Letzteres sagte er zu mir, nickte uns zu, und verschwunden war er. Die Stimmung im Raum löste sich merklich, und es wurde herumgealbert. Jeder begrüßte mich mit Handschlag und wünschte mir ΄Hals und Beinbruch΄. Augenblicklich entspannte ich mich, atmete tief durch und folgte Dr. Wayne, einen freundlich dreinblickenden Mann mit grauem Schnurrbart, der schätzungsweise kurz vor der Pensionierung stand.

»Ich bin der leitende Oberarzt der Inneren und beginne die Visite mit zwei Assistenzärzten. Jeden Tag zwei andere, aber Sie, Miss Ritter, werden mich jeden Morgen begleiten, damit Sie auch etwas lernen. Im Laufe des Tages setzen wir uns dann kurz zusammen, danach können Sie mir Fragen stellen oder wir diskutieren einen bestimmten Fall. So habe ich es immer gehalten und davon profitieren unsere neuen Anwärter am meisten. Glauben Sie mir, aller Anfang war auch für uns vor Jahren schwer, als wir noch Assistenzärzte waren.«

Er zwinkerte mir väterlich zu, denn er hatte vermutlich mein ängstliches Gesicht gesehen. Ich folgte ihm ins Schwesternzimmer. Dort reichte mir die Oberschwester einen Stapel Kittel und schüttelte mir umständlich die Hand.

»Schwester Tina zeigt Ihnen Ihren Spind. Anschließend kommen Sie bitte wieder hierher zurück, damit wir mit der Visite beginnen können.«

Ihre Anweisung äußerte die leitende Schwester in strengem Ton mit unbeweglicher Miene. Ohne, dass jemand auf mich achtete, besprach Dr. Wayne mit ihr die Stationsvorkommnisse.

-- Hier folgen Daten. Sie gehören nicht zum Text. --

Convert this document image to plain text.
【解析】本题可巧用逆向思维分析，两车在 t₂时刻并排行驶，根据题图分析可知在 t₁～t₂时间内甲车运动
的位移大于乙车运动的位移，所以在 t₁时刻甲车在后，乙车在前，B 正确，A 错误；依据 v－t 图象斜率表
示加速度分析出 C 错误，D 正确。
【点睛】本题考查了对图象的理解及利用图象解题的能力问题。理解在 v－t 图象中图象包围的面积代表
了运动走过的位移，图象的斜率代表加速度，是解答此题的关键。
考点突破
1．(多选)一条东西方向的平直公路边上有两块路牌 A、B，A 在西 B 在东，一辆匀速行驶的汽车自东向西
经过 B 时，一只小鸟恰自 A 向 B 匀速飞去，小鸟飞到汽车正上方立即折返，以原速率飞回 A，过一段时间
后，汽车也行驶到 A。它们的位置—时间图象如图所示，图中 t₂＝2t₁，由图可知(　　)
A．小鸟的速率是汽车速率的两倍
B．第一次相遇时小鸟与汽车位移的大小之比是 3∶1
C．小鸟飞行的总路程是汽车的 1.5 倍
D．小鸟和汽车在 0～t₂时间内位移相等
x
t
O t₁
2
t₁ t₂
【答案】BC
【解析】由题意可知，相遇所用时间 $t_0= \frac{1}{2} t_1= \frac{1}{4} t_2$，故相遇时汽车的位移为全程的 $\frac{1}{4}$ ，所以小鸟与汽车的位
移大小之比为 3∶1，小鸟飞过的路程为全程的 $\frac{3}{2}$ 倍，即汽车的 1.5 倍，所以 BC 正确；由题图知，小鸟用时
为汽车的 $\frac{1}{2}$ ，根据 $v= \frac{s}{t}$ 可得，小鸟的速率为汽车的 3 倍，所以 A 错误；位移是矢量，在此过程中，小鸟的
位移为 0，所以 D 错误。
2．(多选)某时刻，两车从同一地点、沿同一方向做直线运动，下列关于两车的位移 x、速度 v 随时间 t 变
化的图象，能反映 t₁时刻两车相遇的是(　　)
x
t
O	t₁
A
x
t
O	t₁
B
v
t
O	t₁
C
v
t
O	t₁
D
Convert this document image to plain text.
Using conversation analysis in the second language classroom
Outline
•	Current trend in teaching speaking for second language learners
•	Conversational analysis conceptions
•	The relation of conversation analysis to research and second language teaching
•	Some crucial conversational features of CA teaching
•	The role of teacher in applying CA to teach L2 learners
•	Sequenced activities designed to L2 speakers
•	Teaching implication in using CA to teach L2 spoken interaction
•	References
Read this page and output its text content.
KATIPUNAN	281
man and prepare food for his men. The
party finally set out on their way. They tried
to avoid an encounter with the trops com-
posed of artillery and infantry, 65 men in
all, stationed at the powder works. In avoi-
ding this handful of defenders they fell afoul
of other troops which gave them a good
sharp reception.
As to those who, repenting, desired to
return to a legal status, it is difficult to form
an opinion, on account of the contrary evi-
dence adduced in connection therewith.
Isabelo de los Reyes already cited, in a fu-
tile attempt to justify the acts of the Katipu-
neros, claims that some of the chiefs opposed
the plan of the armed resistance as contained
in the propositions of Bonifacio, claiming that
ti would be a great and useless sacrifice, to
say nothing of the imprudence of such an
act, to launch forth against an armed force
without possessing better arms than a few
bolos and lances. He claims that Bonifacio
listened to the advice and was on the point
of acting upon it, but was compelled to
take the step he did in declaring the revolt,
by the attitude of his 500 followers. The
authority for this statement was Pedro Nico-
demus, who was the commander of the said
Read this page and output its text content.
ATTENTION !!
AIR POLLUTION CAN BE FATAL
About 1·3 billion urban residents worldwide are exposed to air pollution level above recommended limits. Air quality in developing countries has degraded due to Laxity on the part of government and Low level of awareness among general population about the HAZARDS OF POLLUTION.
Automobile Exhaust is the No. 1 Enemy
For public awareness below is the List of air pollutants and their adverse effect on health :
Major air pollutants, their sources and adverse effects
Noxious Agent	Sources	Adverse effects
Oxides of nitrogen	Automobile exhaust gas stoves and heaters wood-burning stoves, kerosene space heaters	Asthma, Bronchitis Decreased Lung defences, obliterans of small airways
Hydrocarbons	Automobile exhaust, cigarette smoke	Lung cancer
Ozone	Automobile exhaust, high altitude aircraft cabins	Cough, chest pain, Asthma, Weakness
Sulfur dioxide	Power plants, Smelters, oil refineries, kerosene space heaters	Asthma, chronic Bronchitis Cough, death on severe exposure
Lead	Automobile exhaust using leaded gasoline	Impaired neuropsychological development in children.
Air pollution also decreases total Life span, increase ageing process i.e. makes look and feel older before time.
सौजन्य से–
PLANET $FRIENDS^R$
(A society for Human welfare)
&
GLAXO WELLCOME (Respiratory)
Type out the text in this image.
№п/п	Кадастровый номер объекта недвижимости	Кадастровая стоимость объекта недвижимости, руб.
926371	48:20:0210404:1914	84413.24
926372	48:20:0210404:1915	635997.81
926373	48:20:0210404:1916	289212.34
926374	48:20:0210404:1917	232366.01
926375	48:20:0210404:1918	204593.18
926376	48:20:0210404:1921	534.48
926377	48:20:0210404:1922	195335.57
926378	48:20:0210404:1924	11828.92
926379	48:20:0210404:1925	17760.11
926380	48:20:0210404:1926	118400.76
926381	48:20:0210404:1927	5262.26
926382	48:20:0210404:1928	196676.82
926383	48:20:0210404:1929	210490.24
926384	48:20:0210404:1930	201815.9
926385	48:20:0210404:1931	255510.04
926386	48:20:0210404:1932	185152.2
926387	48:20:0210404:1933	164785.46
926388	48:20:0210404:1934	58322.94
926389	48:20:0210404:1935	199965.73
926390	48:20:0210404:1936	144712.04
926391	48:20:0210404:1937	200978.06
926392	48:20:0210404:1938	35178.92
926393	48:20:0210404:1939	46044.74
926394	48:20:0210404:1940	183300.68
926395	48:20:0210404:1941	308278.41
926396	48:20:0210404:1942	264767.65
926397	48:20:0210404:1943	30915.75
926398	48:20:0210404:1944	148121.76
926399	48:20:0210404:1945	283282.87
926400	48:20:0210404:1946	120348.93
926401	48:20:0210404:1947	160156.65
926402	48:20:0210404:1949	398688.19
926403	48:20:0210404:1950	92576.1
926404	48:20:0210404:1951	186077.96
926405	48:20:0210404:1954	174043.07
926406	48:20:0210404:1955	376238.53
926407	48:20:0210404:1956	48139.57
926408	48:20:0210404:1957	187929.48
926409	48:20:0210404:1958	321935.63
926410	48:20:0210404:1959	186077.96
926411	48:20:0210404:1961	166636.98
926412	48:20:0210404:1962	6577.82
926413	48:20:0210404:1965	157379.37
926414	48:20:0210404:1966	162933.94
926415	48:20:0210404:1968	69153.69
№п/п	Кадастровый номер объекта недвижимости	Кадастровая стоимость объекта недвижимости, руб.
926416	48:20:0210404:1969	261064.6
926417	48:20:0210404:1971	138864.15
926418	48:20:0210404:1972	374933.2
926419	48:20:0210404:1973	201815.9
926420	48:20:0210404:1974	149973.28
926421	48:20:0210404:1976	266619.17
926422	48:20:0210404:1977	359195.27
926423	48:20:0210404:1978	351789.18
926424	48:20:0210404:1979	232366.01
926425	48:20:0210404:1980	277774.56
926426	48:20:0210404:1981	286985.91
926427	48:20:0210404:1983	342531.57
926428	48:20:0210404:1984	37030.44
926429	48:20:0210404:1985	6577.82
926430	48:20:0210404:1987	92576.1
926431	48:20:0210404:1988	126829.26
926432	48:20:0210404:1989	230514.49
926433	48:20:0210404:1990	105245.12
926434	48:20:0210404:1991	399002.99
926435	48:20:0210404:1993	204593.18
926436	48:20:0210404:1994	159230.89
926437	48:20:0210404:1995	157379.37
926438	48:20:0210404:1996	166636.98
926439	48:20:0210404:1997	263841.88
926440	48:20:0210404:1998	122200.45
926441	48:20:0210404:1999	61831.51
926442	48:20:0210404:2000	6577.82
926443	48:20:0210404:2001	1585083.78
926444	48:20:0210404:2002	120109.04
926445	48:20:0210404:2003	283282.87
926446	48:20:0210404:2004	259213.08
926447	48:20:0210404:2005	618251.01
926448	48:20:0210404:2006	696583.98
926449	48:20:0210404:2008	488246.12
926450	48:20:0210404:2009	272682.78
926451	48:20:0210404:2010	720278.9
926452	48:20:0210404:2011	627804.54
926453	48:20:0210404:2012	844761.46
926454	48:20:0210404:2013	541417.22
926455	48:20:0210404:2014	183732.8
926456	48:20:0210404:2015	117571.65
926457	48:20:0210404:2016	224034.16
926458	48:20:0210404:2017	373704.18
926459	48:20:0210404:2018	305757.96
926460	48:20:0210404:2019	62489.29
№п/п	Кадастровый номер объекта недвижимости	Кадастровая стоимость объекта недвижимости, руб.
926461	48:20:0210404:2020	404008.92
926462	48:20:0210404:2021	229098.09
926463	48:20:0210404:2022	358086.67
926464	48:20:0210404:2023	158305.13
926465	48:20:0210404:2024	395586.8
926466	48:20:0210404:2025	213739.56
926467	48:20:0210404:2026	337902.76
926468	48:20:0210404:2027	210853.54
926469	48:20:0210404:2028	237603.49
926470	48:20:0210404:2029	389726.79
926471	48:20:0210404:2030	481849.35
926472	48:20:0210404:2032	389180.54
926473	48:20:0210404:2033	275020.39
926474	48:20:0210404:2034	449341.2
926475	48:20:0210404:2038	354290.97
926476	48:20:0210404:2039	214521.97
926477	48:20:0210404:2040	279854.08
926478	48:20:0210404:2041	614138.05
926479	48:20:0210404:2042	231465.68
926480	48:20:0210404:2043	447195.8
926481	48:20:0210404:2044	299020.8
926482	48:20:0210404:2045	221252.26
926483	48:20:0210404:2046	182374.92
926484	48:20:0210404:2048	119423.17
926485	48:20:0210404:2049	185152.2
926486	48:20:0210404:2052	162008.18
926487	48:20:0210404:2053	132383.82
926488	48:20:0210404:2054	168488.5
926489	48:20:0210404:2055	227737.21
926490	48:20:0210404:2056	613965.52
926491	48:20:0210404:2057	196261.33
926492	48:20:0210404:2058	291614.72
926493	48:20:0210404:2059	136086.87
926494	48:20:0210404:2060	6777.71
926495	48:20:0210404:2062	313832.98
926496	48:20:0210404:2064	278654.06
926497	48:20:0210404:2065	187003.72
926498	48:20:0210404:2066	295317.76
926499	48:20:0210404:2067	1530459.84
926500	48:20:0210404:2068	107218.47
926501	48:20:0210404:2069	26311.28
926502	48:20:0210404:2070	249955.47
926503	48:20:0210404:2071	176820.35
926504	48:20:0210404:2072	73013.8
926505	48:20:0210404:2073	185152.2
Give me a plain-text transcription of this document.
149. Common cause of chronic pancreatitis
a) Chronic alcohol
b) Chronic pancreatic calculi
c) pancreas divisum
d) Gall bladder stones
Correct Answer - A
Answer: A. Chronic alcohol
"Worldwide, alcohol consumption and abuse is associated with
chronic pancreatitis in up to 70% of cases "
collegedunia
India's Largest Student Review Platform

Nachdem Lernschwester Tina mir die Umkleidekabinen, Waschräume und das Bereitschaftszimmer gezeigt und ich mich umgezogen hatte, kehrten wir zum Team zurück, das bereits mit der Visite begonnen hatte. In meinen Ohren klang alles so fremd, besonders mit den englischen medizinischen Fachworten kam ich gar nicht zurecht. Da würde ich wohl oder übel ein paar Nachtschichten einschieben und büffeln müssen. Überall roch es nach abgestandener Luft in den Zimmern. Manche Patienten waren noch recht jung, viele aber eher über 60 Jahre, wie so oft in den Inneren Abteilungen. Ich verfolgte den Ablauf und hielt mich im Hintergrund. Zwei Stunden später wurde ich in den verfrühten Feierabend entlassen, nachdem mir Dr. Wayne noch ein medizinisches Wörterbuch deutsch-englisch in die Hand gedrückt hatte, mit dem Hinweis, dass ich nicht die einzige Deutsche hier im Memorial war oder sein werde. Das Geld für den Buchkauf hatte ich mir gespart und eilte mit großen Schritten pfeifend zum Wohnheim, in der Hand unzählige Formulare zum Ausfüllen. Na, das werde ich in aller Ruhe später bei einer frischen Tasse Kaffee studieren.